Tuesday, July 1, 2014

Antelope & Elk


From the Northlands’ coniferous forests to the Southlands’ sun-soaked veldts, antelopes and elk add verisimilitude to your campaign—and serve as handy mounts or food sources in a pinch. 

Then again, if your game world is a disk or a torus or the back of a dragon, maybe terms like “North” and “South” are meaningless…but you probably still need some springboks.

The antelopes of Kavash are wild animals, but that doesn’t mean the local tribes don’t lay claim to them.  Killing an antelope may invite visits from an ash-painted herder, a catfolk game warden, a bugbear thug, or a centaur speaker for the Wild—all depending on what side of the river you’re on and whose buck you’ve slain.

The Tsotaki clan has always seemed a bit foreign to the rest of the shogunate—favoring oracles over the Court of Elementalists and riding their strange river elks into battle instead of horses.  The shogun longs to bring them to heel, but he has a mountain clan of ninjas that needs exterminating first.
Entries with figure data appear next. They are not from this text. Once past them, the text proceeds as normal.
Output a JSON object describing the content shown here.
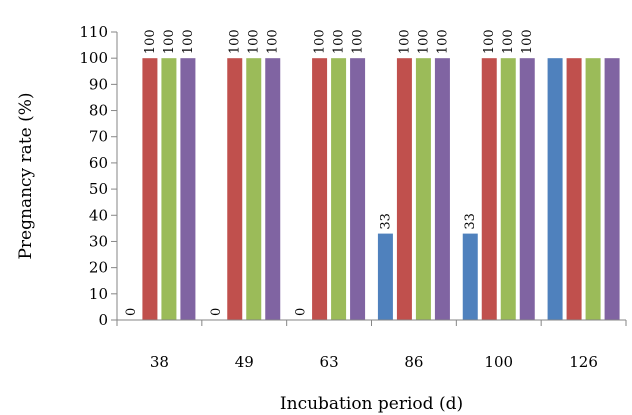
{
  "chart_data": {
    "type": "bar",
    "title": "",
    "xlabel": "Incubation period (d)",
    "ylabel": "Pregnancy rate (%)",
    "ylim": [
      0,
      110
    ],
    "yticks": [
      0,
      10,
      20,
      30,
      40,
      50,
      60,
      70,
      80,
      90,
      100,
      110
    ],
    "grid": false,
    "legend": "none",
    "categories": [
      "38",
      "49",
      "63",
      "86",
      "100",
      "126"
    ],
    "series": [
      {
        "color": "#4f81bd",
        "values": [
          0,
          0,
          0,
          33,
          33,
          100
        ],
        "labels": [
          "0",
          "0",
          "0",
          "33",
          "33",
          ""
        ]
      },
      {
        "color": "#c0504d",
        "values": [
          100,
          100,
          100,
          100,
          100,
          100
        ],
        "labels": [
          "100",
          "100",
          "100",
          "100",
          "100",
          ""
        ]
      },
      {
        "color": "#9bbb59",
        "values": [
          100,
          100,
          100,
          100,
          100,
          100
        ],
        "labels": [
          "100",
          "100",
          "100",
          "100",
          "100",
          ""
        ]
      },
      {
        "color": "#8064a2",
        "values": [
          100,
          100,
          100,
          100,
          100,
          100
        ],
        "labels": [
          "100",
          "100",
          "100",
          "100",
          "100",
          ""
        ]
      }
    ]
  }
}
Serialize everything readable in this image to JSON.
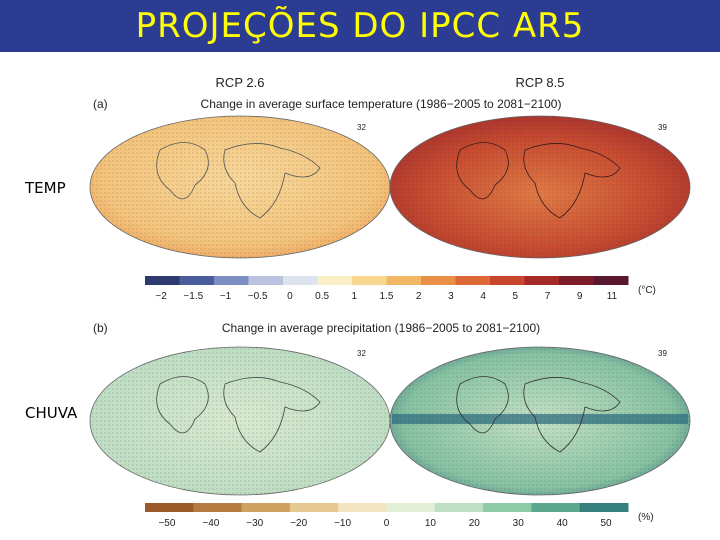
{
  "title": "PROJEÇÕES DO IPCC AR5",
  "side_labels": {
    "temp": "TEMP",
    "rain": "CHUVA"
  },
  "figure": {
    "scenarios": {
      "left": "RCP 2.6",
      "right": "RCP 8.5"
    },
    "panel_a": {
      "letter": "(a)",
      "heading": "Change in average surface temperature (1986−2005 to 2081−2100)",
      "model_counts": {
        "left": "32",
        "right": "39"
      },
      "unit": "(°C)",
      "ticks": [
        "−2",
        "−1.5",
        "−1",
        "−0.5",
        "0",
        "0.5",
        "1",
        "1.5",
        "2",
        "3",
        "4",
        "5",
        "7",
        "9",
        "11"
      ],
      "colors": [
        "#2f3a6e",
        "#4a5d9c",
        "#7d8fc2",
        "#b9c3e0",
        "#dde3ef",
        "#faf0c8",
        "#f8d88e",
        "#f2b764",
        "#e99047",
        "#dd6a36",
        "#c6452b",
        "#a52a27",
        "#7e1d27",
        "#5a1730"
      ]
    },
    "panel_b": {
      "letter": "(b)",
      "heading": "Change in average precipitation (1986−2005 to 2081−2100)",
      "model_counts": {
        "left": "32",
        "right": "39"
      },
      "unit": "(%)",
      "ticks": [
        "−50",
        "−40",
        "−30",
        "−20",
        "−10",
        "0",
        "10",
        "20",
        "30",
        "40",
        "50"
      ],
      "colors": [
        "#9b5a2a",
        "#b47a40",
        "#cfa262",
        "#e6c893",
        "#f3e4c2",
        "#e3efd8",
        "#bfe0c4",
        "#8fcaa8",
        "#5ba88f",
        "#357f7c"
      ]
    }
  }
}
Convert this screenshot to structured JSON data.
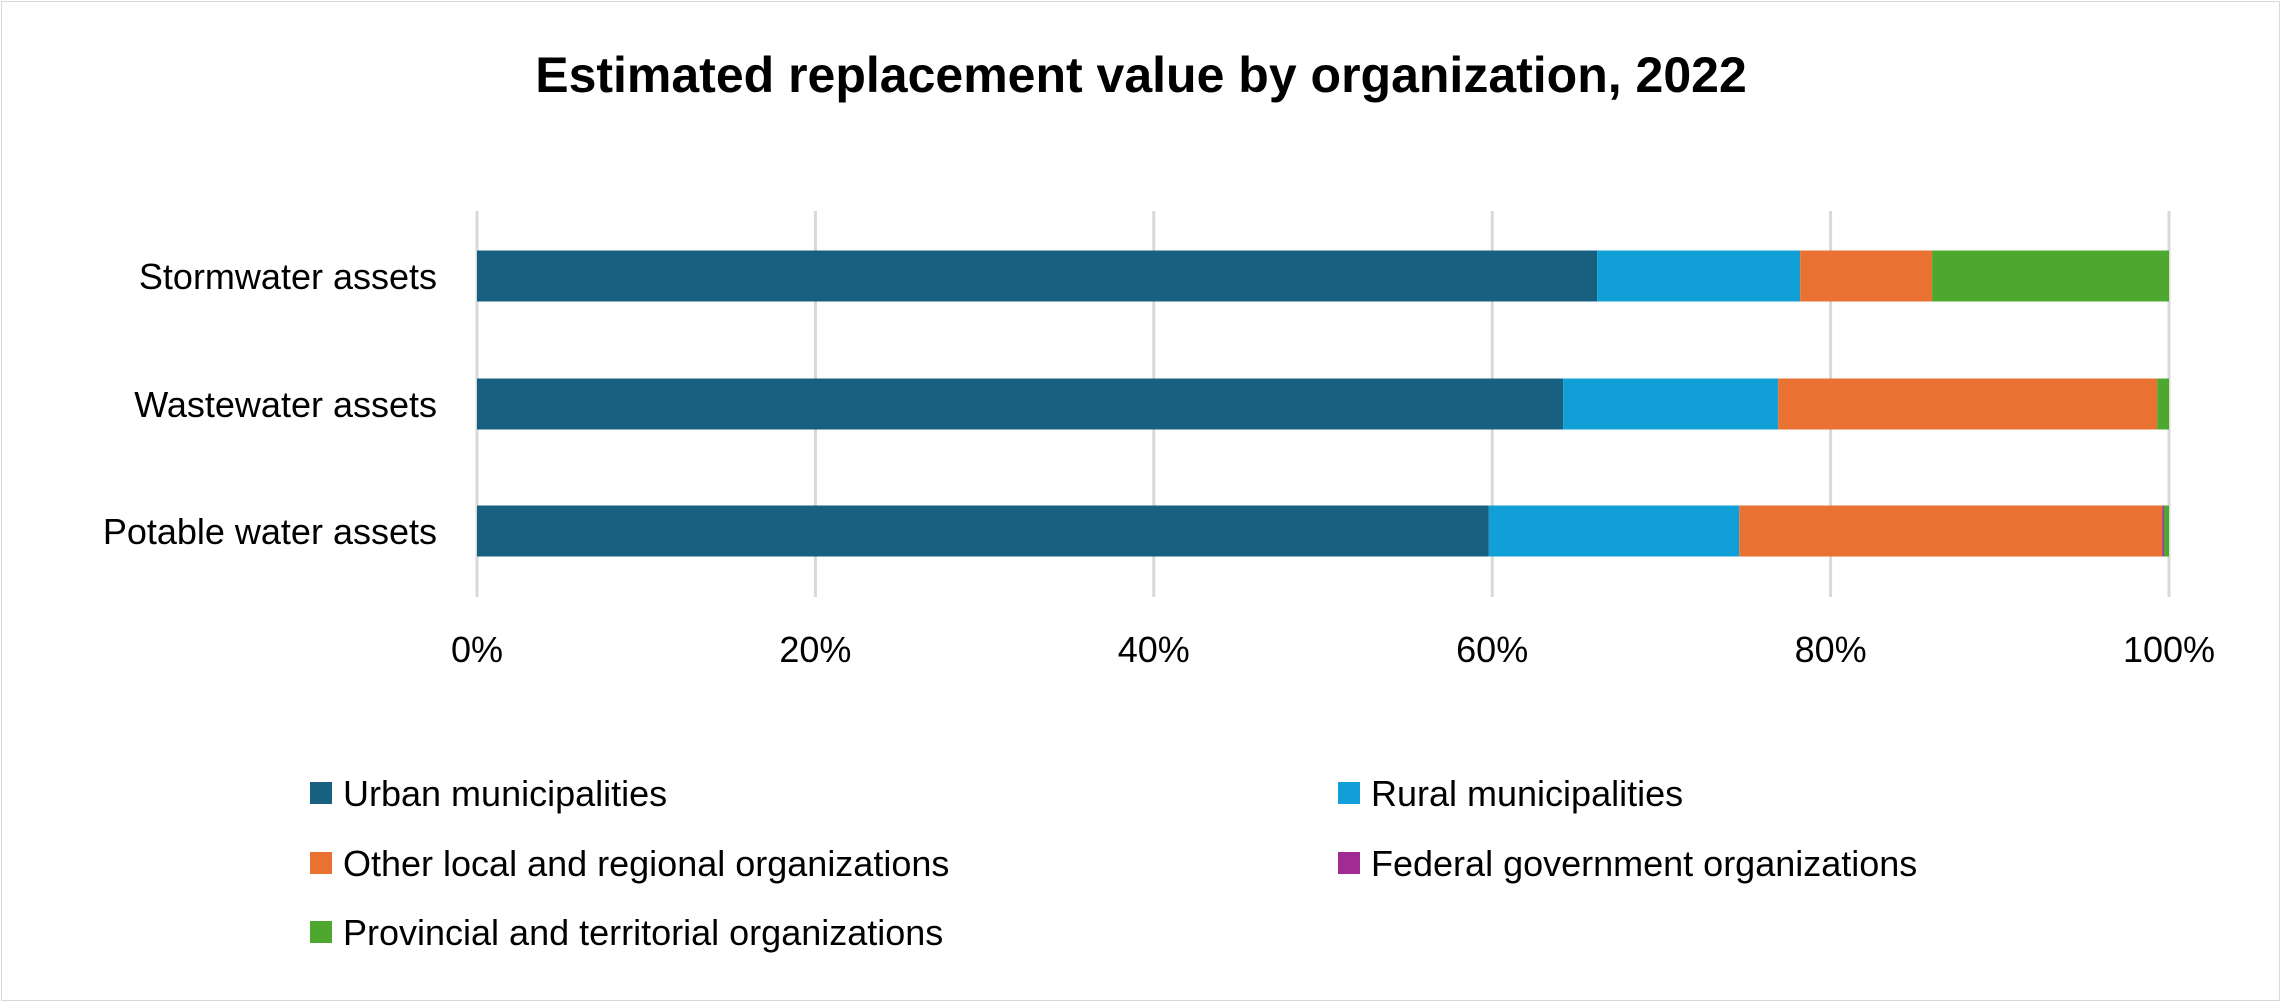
{
  "chart_data": {
    "type": "bar",
    "orientation": "horizontal",
    "stacked": "percent",
    "title": "Estimated replacement value by organization, 2022",
    "xlabel": "",
    "ylabel": "",
    "xlim": [
      0,
      100
    ],
    "x_ticks": [
      "0%",
      "20%",
      "40%",
      "60%",
      "80%",
      "100%"
    ],
    "grid": true,
    "legend_position": "bottom",
    "categories": [
      "Stormwater assets",
      "Wastewater assets",
      "Potable water assets"
    ],
    "series": [
      {
        "name": "Urban municipalities",
        "color": "#17607f",
        "values": [
          66.2,
          64.2,
          59.8
        ]
      },
      {
        "name": "Rural municipalities",
        "color": "#109fd6",
        "values": [
          12.0,
          12.7,
          14.8
        ]
      },
      {
        "name": "Other local and regional organizations",
        "color": "#e97132",
        "values": [
          7.8,
          22.4,
          25.0
        ]
      },
      {
        "name": "Federal government organizations",
        "color": "#a02b93",
        "values": [
          0.0,
          0.0,
          0.1
        ]
      },
      {
        "name": "Provincial and territorial organizations",
        "color": "#4ea72e",
        "values": [
          14.0,
          0.7,
          0.3
        ]
      }
    ]
  }
}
During the dry season, lighting a signal fire is courting disaster, and ponies suffer too greatly from thirst.  Halfling outriders take hardier kudus as messenger mounts instead, racing across the plains with colored scarves trailing behind them or aloft on kite strings to get the word out.  Having an extra gore attack doesn’t hurt either in a land of lions, ankhegs, giant ants, and worse.

Pathfinder Bestiary 3 147

I started adding Bestiary 3 beasts to the blog when we hit the letter E.  If the elk hadn’t been paired with the antelope, it would have been the second entry.  So I have been waiting to post this since literally January of 2012.

Elk-riding samurai?  Yes, I’m a little in love with Princess Mononoke.

On a completely unrelated note, as an American born in Belgium by a fluke of luck, today was a very weird day.

And as someone who wore the name P-Funk through most of college, I think this is really cool.